Determining the influence of the composition of milk from cows of different breeds on quality indicators for the dutch-type cheese
DOI:
https://doi.org/10.15587/1729-4061.2019.155487Keywords:
Dutch-type cheese, amino acid composition, suitability of milk for making cheese, alfalfa haylage, optimization of feedAbstract
The paper reports a comprehensive study into the impact of feeding rations and breed of cows on the technological properties of milk and quality characteristics of the Dutch type of cheese. Despite the abundance of information on the relationship between domestic animal feeding and technological parameters for the production of cheeses, a possible relationship between particular properties of animal breeds, changes in feed, and a positive influence on the quality of products requires in-depth research. That explains the relevance of studying the influence of an animal breed and the optimization of animal feed on a set of technological parameters and quality indicators for the Dutch type of cheeses. We manufactured the Dutch-type cheese in a series of experiments using milk from cows of different breeds, obtained at different rations of feeding. We compared the chemical composition of milk from three groups of cows ‒ the Ukrainian brown dairy breed, Lebedinskaya breed, and Simmental breed, at different feed. The results obtained demonstrate that the use of alfalfa haylage contributes to an increase in the mass share of a dry fat-free milk residue in milk, improves its suitability for cheese, as compared with milk obtained over a silage-hay period.

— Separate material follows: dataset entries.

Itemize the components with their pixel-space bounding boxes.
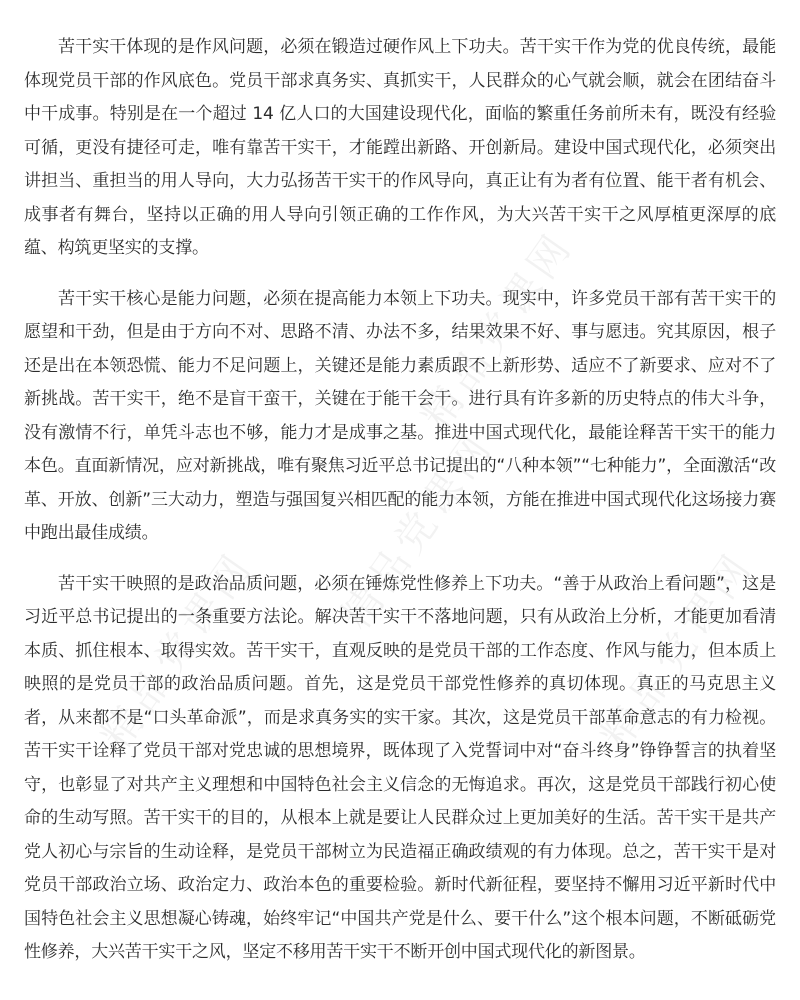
paragraph-ability: 苦干实干核心是能力问题，必须在提高能力本领上下功夫。现实中，许多党员干部有苦干实干的愿望和干劲，但是由于方向不对、思路不清、办法不多，结果效果不好、事与愿违。究其原因，根子还是出在本领恐慌、能力不足问题上，关键还是能力素质跟不上新形势、适应不了新要求、应对不了新挑战。苦干实干，绝不是盲干蛮干，关键在于能干会干。进行具有许多新的历史特点的伟大斗争，没有激情不行，单凭斗志也不够，能力才是成事之基。推进中国式现代化，最能诠释苦干实干的能力本色。直面新情况，应对新挑战，唯有聚焦习近平总书记提出的“八种本领”“七种能力”，全面激活“改革、开放、创新”三大动力，塑造与强国复兴相匹配的能力本领，方能在推进中国式现代化这场接力赛中跑出最佳成绩。 (24, 288, 776, 543)
document-body (24, 31, 776, 987)
watermark-text: 精品党课网 (593, 543, 763, 758)
watermark-text: 精品党课网 (413, 223, 583, 438)
paragraph-political-quality: 苦干实干映照的是政治品质问题，必须在锤炼党性修养上下功夫。“善于从政治上看问题”，这是习近平总书记提出的一条重要方法论。解决苦干实干不落地问题，只有从政治上分析，才能更加看清本质、抓住根本、取得实效。苦干实干，直观反映的是党员干部的工作态度、作风与能力，但本质上映照的是党员干部的政治品质问题。首先，这是党员干部党性修养的真切体现。真正的马克思主义者，从来都不是“口头革命派”，而是求真务实的实干家。其次，这是党员干部革命意志的有力检视。苦干实干诠释了党员干部对党忠诚的思想境界，既体现了入党誓词中对“奋斗终身”铮铮誓言的执着坚守，也彰显了对共产主义理想和中国特色社会主义信念的无悔追求。再次，这是党员干部践行初心使命的生动写照。苦干实干的目的，从根本上就是要让人民群众过上更加美好的生活。苦干实干是共产党人初心与宗旨的生动诠释，是党员干部树立为民造福正确政绩观的有力体现。总之，苦干实干是对党员干部政治立场、政治定力、政治本色的重要检验。新时代新征程，要坚持不懈用习近平新时代中国特色社会主义思想凝心铸魂，始终牢记“中国共产党是什么、要干什么”这个根本问题，不断砥砺党性修养，大兴苦干实干之风，坚定不移用苦干实干不断开创中国式现代化的新图景。 (24, 573, 776, 962)
watermark-text: 精品党课网 (333, 423, 503, 638)
watermark-text: 精品党课网 (93, 543, 263, 758)
paragraph-work-style: 苦干实干体现的是作风问题，必须在锻造过硬作风上下功夫。苦干实干作为党的优良传统，最能体现党员干部的作风底色。党员干部求真务实、真抓实干，人民群众的心气就会顺，就会在团结奋斗中干成事。特别是在一个超过 14 亿人口的大国建设现代化，面临的繁重任务前所未有，既没有经验可循，更没有捷径可走，唯有靠苦干实干，才能蹚出新路、开创新局。建设中国式现代化，必须突出讲担当、重担当的用人导向，大力弘扬苦干实干的作风导向，真正让有为者有位置、能干者有机会、成事者有舞台，坚持以正确的用人导向引领正确的工作作风，为大兴苦干实干之风厚植更深厚的底蕴、构筑更坚实的支撑。 (24, 37, 776, 258)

We have worked out technological modes for producing the hard Dutch-type cheese from milk of three cow breeds at different feeding rations. It is shown that when applying alfalfa haylage to feed animals the duration of basic technological operations shortens. That helps reduce the share of dry substances (including fat) in whey, and increases the output of finished product. The samples of hard Dutch-type cheese, made from milk of all three groups of animals over a haylage-hay period are characterized by a high content of essential amino acids, as well as free amino acids, and soluble non-protein nitrogen. That predetermined their higher degree of ripeness, and the larger point-based assessment, in terms of organoleptic characteristics (by 7‒15 points), compared to the samples of cheese produced from milk received over a silage-hay period. The highest point-based estimate for organoleptic characteristics (99 points) was given to samples of the Dutch-type cheese made from milk of the Ukrainian brown dairy cow, milked over a haylage-hay period.
It was established that an animal breed has a significant impact on the suitability of milk for cheese and yield of the finished product. The most significant influence of the optimized feeding was exerted on the organoleptic and sensorial indicators for a Dutch-type cheese. The proof are the indicators for proteolytic activity. There was an increase in the growth of nitrogen within soluble fractions, an accelerated maturation process, as evidenced by the accumulation of low-molecular nitrogenous fractions. The largest total amount of free amino acids was demonstrated by cheese made from milk of the cows that were fed the improved ration using alfalfa haylage.
The developed feeding rations, as well as the improved technological parameters for making a Dutch-type cheese, could be recommended as the cost and product quality management methods for producing mass-market and craft cheese.